Despite possessing resources greater than the GDPs of most sovereign nations, Buffett has lived in the same low-key house in the same very public street in Omaha for more than three decades. The cars he has owned are mass produced and tend to last for decades. His idea of a great night out is steak and hash browns at the local Gorat’s steakhouse down the road from his home.

Although he’s now 88 years old, Buffett still drives himself to his modest office which is the nerve centre of one of the most valuable companies on earth. But staffed by just 17 people, mostly employed because they share Buffett’s values and are people he likes having around. The small team reciprocates through undying loyalty and perhaps the lowest staff turnover of any large company HQ on earth.

This is a man who has zero airs who views the world dispassionately and takes no personal credit for his achievements. Indeed, he lives by a motto of trumpeting his failures but never reminding the world about the many times when he was right. Buffett claims to have been born lucky and deeply appreciates having won what he calls “the lottery of the womb” – conceived by honest parents, in a country which has a system which is the world’s best in efficiently delivering goods and services. A system which Buffett says is perfectly positioned to reward his particular skills.

The point of all this is to help show how Buffett is that most rare of our species – a massive overachiever who remains a humble and mature human being. Someone totally comfortable in his own skin, who wears the world like a loose cloak, never taking himself too seriously.

He’s happiest when hamming it up for the thousands of devotees at his AGM, challenging all-comers to a newspaper toss or putting competition, or playing table tennis against a world junior champion. Or tossing the first pitch at the local baseball club’s opening match.

Meeting him, as I briefly did a few times during those trips to Omaha, is like engaging with your typical friendly grandfather, someone authentic who smiles often and loves telling stories to help us understand life better. Someone you listen to carefully because their advice is priceless.

Like the way he this avid bookworm keeps urging the rest of us to read at every opportunity. My worldview has been recast by his guidance towards the right books (biographies, mostly about dead guys, and business case studies). Without Buffett I would likely not have discovered the brilliance of Marcus Aurelius, Cicero or Benjamin Franklin and definitely not found out about the remarkable life of my career heroine, Buffett’s close friend Katherine Graham.

As often seems to happen with people who have inspired us most, Buffett’s unwitting guidance came at one of the darkest times.

After 15 years of intense focus and sacrifice, in 2012 I left the company that was supposed to be my life’s work.

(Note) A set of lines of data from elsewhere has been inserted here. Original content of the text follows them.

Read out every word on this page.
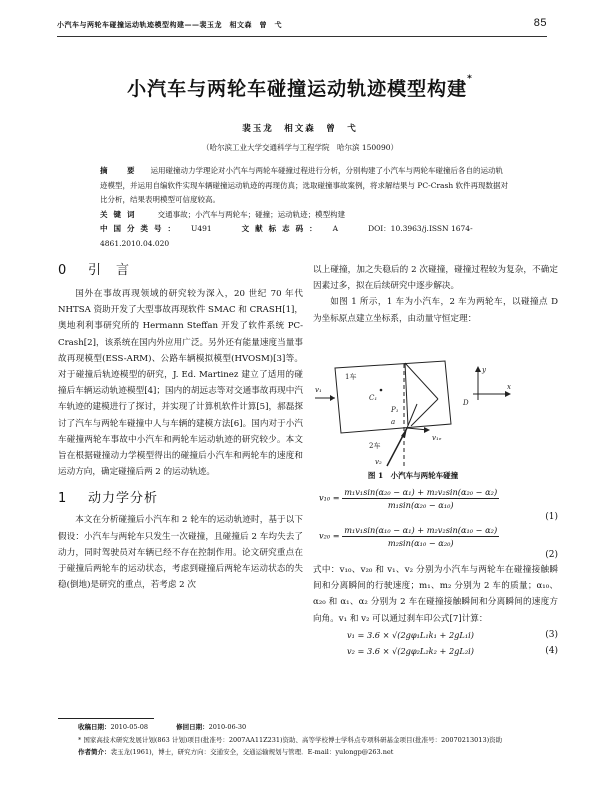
小汽车与两轮车碰撞运动轨迹模型构建——裴玉龙　相文森　曾　弋	85
小汽车与两轮车碰撞运动轨迹模型构建*
裴玉龙　相文森　曾　弋
（哈尔滨工业大学交通科学与工程学院　哈尔滨 150090）
摘　要 运用碰撞动力学理论对小汽车与两轮车碰撞过程进行分析，分别构建了小汽车与两轮车碰撞后各自的运动轨迹模型，并运用自编软件实现车辆碰撞运动轨迹的再现仿真；选取碰撞事故案例，将求解结果与 PC-Crash 软件再现数据对比分析，结果表明模型可信度较高。
关键词 交通事故；小汽车与两轮车；碰撞；运动轨迹；模型构建
中国分类号： U491	文献标志码： A	DOI：10.3963/j.ISSN 1674-4861.2010.04.020
0 引　言

国外在事故再现领域的研究较为深入，20 世纪 70 年代 NHTSA 资助开发了大型事故再现软件 SMAC 和 CRASH[1]，奥地利利事研究所的 Hermann Steffan 开发了软件系统 PC-Crash[2]，该系统在国内外应用广泛。另外还有能量速度当量事故再现模型(ESS-ARM)、公路车辆模拟模型(HVOSM)[3]等。对于碰撞后轨迹模型的研究，J. Ed. Martinez 建立了适用的碰撞后车辆运动轨迹模型[4]；国内的胡远志等对交通事故再现中汽车轨迹的建模进行了探讨，并实现了计算机软件计算[5]，郝磊探讨了汽车与两轮车碰撞中人与车辆的建模方法[6]。国内对于小汽车碰撞两轮车事故中小汽车和两轮车运动轨迹的研究较少。本文旨在根据碰撞动力学模型得出的碰撞后小汽车和两轮车的速度和运动方向，确定碰撞后两 2 的运动轨迹。

1 动力学分析

本文在分析碰撞后小汽车和 2 轮车的运动轨迹时，基于以下假设：小汽车与两轮车只发生一次碰撞，且碰撞后 2 车均失去了动力，同时驾驶员对车辆已经不存在控制作用。论文研究重点在于碰撞后两轮车的运动状态，考虑到碰撞后两轮车运动状态的失稳(倒地)是研究的重点，若考虑 2 次

收稿日期：2010-05-08	修回日期：2010-06-30
* 国家高技术研究发展计划(863 计划)项目(批准号：2007AA11Z231)资助、高等学校博士学科点专项科研基金项目(批准号：20070213013)资助
作者简介：裴玉龙(1961)，博士，研究方向：交通安全，交通运输规划与管理．E-mail：yulongp@263.net

以上碰撞，加之失稳后的 2 次碰撞，碰撞过程较为复杂，不确定因素过多，拟在后续研究中逐步解决。

如图 1 所示，1 车为小汽车，2 车为两轮车，以碰撞点 D 为坐标原点建立坐标系，由动量守恒定理：

1车
v₁
C₁
P₁
a
v₁ₑ
2车
v₂
D
x
y
图 1　小汽车与两轮车碰撞
$v_{10} = \frac{\text{m₁v₁sin(α₂₀ − α₁) + m₂v₂sin(α₂₀ − α₂)}}{\text{m₁sin(α₂₀ − α₁₀)}}$
(1)
$v_{20} = \frac{\text{m₁v₁sin(α₁₀ − α₁) + m₂v₂sin(α₁₀ − α₂)}}{\text{m₂sin(α₁₀ − α₂₀)}}$
(2)

式中：v₁₀、v₂₀ 和 v₁、v₂ 分别为小汽车与两轮车在碰撞接触瞬间和分离瞬间的行驶速度；m₁、m₂ 分别为 2 车的质量；α₁₀、α₂₀ 和 α₁、α₂ 分别为 2 车在碰撞接触瞬间和分离瞬间的速度方向角。v₁ 和 v₂ 可以通过刹车印公式[7]计算：

v₁ = 3.6 × √(2gφ₁L₁k₁ + 2gL₁i)	(3)
v₂ = 3.6 × √(2gφ₂L₂k₂ + 2gL₂i)	(4)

During eight months of enforced gardening leave, for no particular reason I began re-reading my copious notes on the Berkshire chairman. Soon the world brightened as the lessons flowed from volumes of forgotten words recorded during those five hour Q&As at the AGMs, his annual shareholder letters and the many books written about his life.

That project led to the re-assessment of a life which had suddenly changed course. Providing the inspiration to pick myself up, dust away the bruises, and start again. From scratch.

It was the inspiration for the creation of Biznews as a customer-obsessed media company with a vision to deliver a global and rational perspective.

So I guess you can can thank Mr Buffett for the website you’re on. I certainly do.

  • Alec Hogg founded Biznews in August 2013 after leaving internet publishing pioneer Moneyweb, which he started above his garage in 1997.